4.3同样对插入Oracle中的数据进行封装


//private def getType(df: DataFrame) = df.schema.fields.map(_.dataType.typeName).map(r => if (r.startsWith("decimal")) "decimal" else r)

//public static final Integer BATCH_COMMIT_CNT = 10000;

//public static final Integer OVER_COMMIT_CNT = 1000000;

def toOracleInsert(df: DataFrame, tableName: String) {

    val schema: Array[String] = getType(df)
    val fields = df.schema.fieldNames.mkString(",")
    val fields1 = schema.map(r => "?").mkString(",")
//      schema.foreach(println)
    val sql = s"""insert into $tableName ($fields) values($fields1)"""

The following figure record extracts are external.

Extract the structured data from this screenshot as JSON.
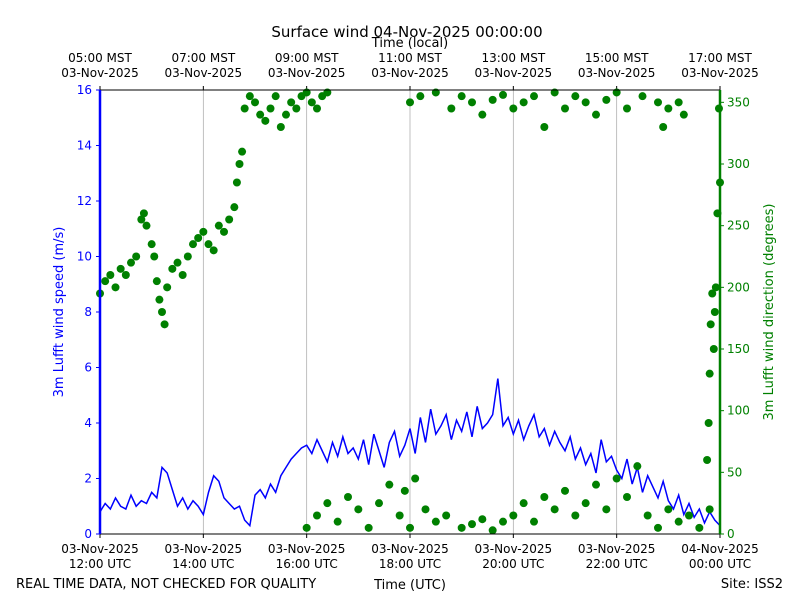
{
  "chart_data": {
    "type": "line",
    "title": "Surface wind 04-Nov-2025 00:00:00",
    "xlabel": "Time (UTC)",
    "x2label": "Time (local)",
    "ylabel": "3m Lufft wind speed (m/s)",
    "y2label": "3m Lufft wind direction (degrees)",
    "footnote": "REAL TIME DATA, NOT CHECKED FOR QUALITY",
    "site": "Site: ISS2",
    "grid": "x",
    "xlim": [
      12,
      24
    ],
    "xticks": [
      {
        "value": 12,
        "label": "03-Nov-2025\n12:00 UTC"
      },
      {
        "value": 14,
        "label": "03-Nov-2025\n14:00 UTC"
      },
      {
        "value": 16,
        "label": "03-Nov-2025\n16:00 UTC"
      },
      {
        "value": 18,
        "label": "03-Nov-2025\n18:00 UTC"
      },
      {
        "value": 20,
        "label": "03-Nov-2025\n20:00 UTC"
      },
      {
        "value": 22,
        "label": "03-Nov-2025\n22:00 UTC"
      },
      {
        "value": 24,
        "label": "04-Nov-2025\n00:00 UTC"
      }
    ],
    "x2ticks": [
      {
        "value": 12,
        "label": "05:00 MST\n03-Nov-2025"
      },
      {
        "value": 14,
        "label": "07:00 MST\n03-Nov-2025"
      },
      {
        "value": 16,
        "label": "09:00 MST\n03-Nov-2025"
      },
      {
        "value": 18,
        "label": "11:00 MST\n03-Nov-2025"
      },
      {
        "value": 20,
        "label": "13:00 MST\n03-Nov-2025"
      },
      {
        "value": 22,
        "label": "15:00 MST\n03-Nov-2025"
      },
      {
        "value": 24,
        "label": "17:00 MST\n03-Nov-2025"
      }
    ],
    "ylim": [
      0,
      16
    ],
    "yticks": [
      0,
      2,
      4,
      6,
      8,
      10,
      12,
      14,
      16
    ],
    "y2lim": [
      0,
      360
    ],
    "y2ticks": [
      0,
      50,
      100,
      150,
      200,
      250,
      300,
      350
    ],
    "series": [
      {
        "type": "line",
        "color": "#0000ff",
        "x": [
          12.0,
          12.1,
          12.2,
          12.3,
          12.4,
          12.5,
          12.6,
          12.7,
          12.8,
          12.9,
          13.0,
          13.1,
          13.2,
          13.3,
          13.4,
          13.5,
          13.6,
          13.7,
          13.8,
          13.9,
          14.0,
          14.1,
          14.2,
          14.3,
          14.4,
          14.5,
          14.6,
          14.7,
          14.8,
          14.9,
          15.0,
          15.1,
          15.2,
          15.3,
          15.4,
          15.5,
          15.6,
          15.7,
          15.8,
          15.9,
          16.0,
          16.1,
          16.2,
          16.3,
          16.4,
          16.5,
          16.6,
          16.7,
          16.8,
          16.9,
          17.0,
          17.1,
          17.2,
          17.3,
          17.4,
          17.5,
          17.6,
          17.7,
          17.8,
          17.9,
          18.0,
          18.1,
          18.2,
          18.3,
          18.4,
          18.5,
          18.6,
          18.7,
          18.8,
          18.9,
          19.0,
          19.1,
          19.2,
          19.3,
          19.4,
          19.5,
          19.6,
          19.7,
          19.8,
          19.9,
          20.0,
          20.1,
          20.2,
          20.3,
          20.4,
          20.5,
          20.6,
          20.7,
          20.8,
          20.9,
          21.0,
          21.1,
          21.2,
          21.3,
          21.4,
          21.5,
          21.6,
          21.7,
          21.8,
          21.9,
          22.0,
          22.1,
          22.2,
          22.3,
          22.4,
          22.5,
          22.6,
          22.7,
          22.8,
          22.9,
          23.0,
          23.1,
          23.2,
          23.3,
          23.4,
          23.5,
          23.6,
          23.7,
          23.8,
          23.9,
          24.0
        ],
        "values": [
          0.8,
          1.1,
          0.9,
          1.3,
          1.0,
          0.9,
          1.4,
          1.0,
          1.2,
          1.1,
          1.5,
          1.3,
          2.4,
          2.2,
          1.6,
          1.0,
          1.3,
          0.9,
          1.2,
          1.0,
          0.7,
          1.5,
          2.1,
          1.9,
          1.3,
          1.1,
          0.9,
          1.0,
          0.5,
          0.3,
          1.4,
          1.6,
          1.3,
          1.8,
          1.5,
          2.1,
          2.4,
          2.7,
          2.9,
          3.1,
          3.2,
          2.9,
          3.4,
          3.0,
          2.6,
          3.3,
          2.8,
          3.5,
          2.9,
          3.1,
          2.7,
          3.4,
          2.5,
          3.6,
          3.0,
          2.4,
          3.3,
          3.7,
          2.8,
          3.2,
          3.8,
          2.9,
          4.2,
          3.3,
          4.5,
          3.6,
          3.9,
          4.3,
          3.4,
          4.1,
          3.7,
          4.4,
          3.5,
          4.6,
          3.8,
          4.0,
          4.3,
          5.6,
          3.9,
          4.2,
          3.6,
          4.1,
          3.4,
          3.9,
          4.3,
          3.5,
          3.8,
          3.2,
          3.7,
          3.3,
          3.0,
          3.5,
          2.7,
          3.1,
          2.5,
          2.9,
          2.2,
          3.4,
          2.6,
          2.8,
          2.3,
          2.0,
          2.7,
          1.8,
          2.4,
          1.5,
          2.1,
          1.7,
          1.3,
          1.9,
          1.2,
          0.9,
          1.4,
          0.7,
          1.1,
          0.6,
          0.9,
          0.4,
          0.8,
          0.5,
          0.3
        ]
      },
      {
        "type": "scatter",
        "axis": "y2",
        "color": "#008000",
        "x": [
          12.0,
          12.1,
          12.2,
          12.3,
          12.4,
          12.5,
          12.6,
          12.7,
          12.8,
          12.85,
          12.9,
          13.0,
          13.05,
          13.1,
          13.15,
          13.2,
          13.25,
          13.3,
          13.4,
          13.5,
          13.6,
          13.7,
          13.8,
          13.9,
          14.0,
          14.1,
          14.2,
          14.3,
          14.4,
          14.5,
          14.6,
          14.65,
          14.7,
          14.75,
          14.8,
          14.9,
          15.0,
          15.1,
          15.2,
          15.3,
          15.4,
          15.5,
          15.6,
          15.7,
          15.8,
          15.9,
          16.0,
          16.1,
          16.2,
          16.3,
          16.4,
          16.0,
          16.2,
          16.4,
          16.6,
          16.8,
          17.0,
          17.2,
          17.4,
          17.6,
          17.8,
          17.9,
          18.0,
          18.1,
          18.3,
          18.5,
          18.7,
          19.0,
          19.2,
          19.4,
          19.6,
          19.8,
          20.0,
          20.2,
          20.4,
          20.6,
          20.8,
          21.0,
          21.2,
          21.4,
          21.6,
          21.8,
          22.0,
          22.2,
          22.4,
          22.6,
          22.8,
          23.0,
          23.2,
          23.4,
          23.6,
          23.8,
          18.0,
          18.2,
          18.5,
          18.8,
          19.0,
          19.2,
          19.4,
          19.6,
          19.8,
          20.0,
          20.2,
          20.4,
          20.6,
          20.8,
          21.0,
          21.2,
          21.4,
          21.6,
          21.8,
          22.0,
          22.2,
          22.5,
          22.8,
          22.9,
          23.0,
          23.2,
          23.3,
          23.75,
          23.78,
          23.8,
          23.82,
          23.85,
          23.88,
          23.9,
          23.92,
          23.95,
          23.98,
          24.0
        ],
        "values": [
          195,
          205,
          210,
          200,
          215,
          210,
          220,
          225,
          255,
          260,
          250,
          235,
          225,
          205,
          190,
          180,
          170,
          200,
          215,
          220,
          210,
          225,
          235,
          240,
          245,
          235,
          230,
          250,
          245,
          255,
          265,
          285,
          300,
          310,
          345,
          355,
          350,
          340,
          335,
          345,
          355,
          330,
          340,
          350,
          345,
          355,
          358,
          350,
          345,
          355,
          358,
          5,
          15,
          25,
          10,
          30,
          20,
          5,
          25,
          40,
          15,
          35,
          5,
          45,
          20,
          10,
          15,
          5,
          8,
          12,
          3,
          10,
          15,
          25,
          10,
          30,
          20,
          35,
          15,
          25,
          40,
          20,
          45,
          30,
          55,
          15,
          5,
          20,
          10,
          15,
          5,
          20,
          350,
          355,
          358,
          345,
          355,
          350,
          340,
          352,
          356,
          345,
          350,
          355,
          330,
          358,
          345,
          355,
          350,
          340,
          352,
          358,
          345,
          355,
          350,
          330,
          345,
          350,
          340,
          60,
          90,
          130,
          170,
          195,
          150,
          180,
          200,
          260,
          345,
          285
        ]
      }
    ]
  }
}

    df.repartition(16).foreachPartition(row => {
      var conn: Connection = null
      var ps: PreparedStatement = null

      try {
        Class.forName(FileProperties.oracleDriver)
        conn = DriverManager.getConnection(ORA_PDR_URL, ORA_PDR_CONNP)
        ps = conn.prepareStatement(sql)
        conn.setAutoCommit(false)
        var iCnt: Int = 0
        row.foreach(data => {
          iCnt += 1
          ExecPS(data, ps, schema)
          ps.addBatch()

          if (iCnt % FileProperties.BATCH_COMMIT_CNT == 0 && iCnt != 0) {
            println(s"============================$iCnt")
            ps.executeBatch()
            ps.clearBatch()
          }
          if (iCnt % FileProperties.OVER_COMMIT_CNT == 0 && iCnt != 0){
            conn.commit()
          }
        })

        println(s"============================$iCnt")
        ps.executeBatch()
        ps.clearBatch()
        conn.commit()

      } finally {
        if (ps != null) {
          ps.close()
        }
        if (conn != null) {
          conn.close()
        }
      }
    })
  }

4.4 同样也可以增加参数，达到对不同Oracle数据库中的数据进行删除操作

//private def getType(df: DataFrame) = df.schema.fields.map(_.dataType.typeName).map(r => if (r.startsWith("decimal")) "decimal" else r)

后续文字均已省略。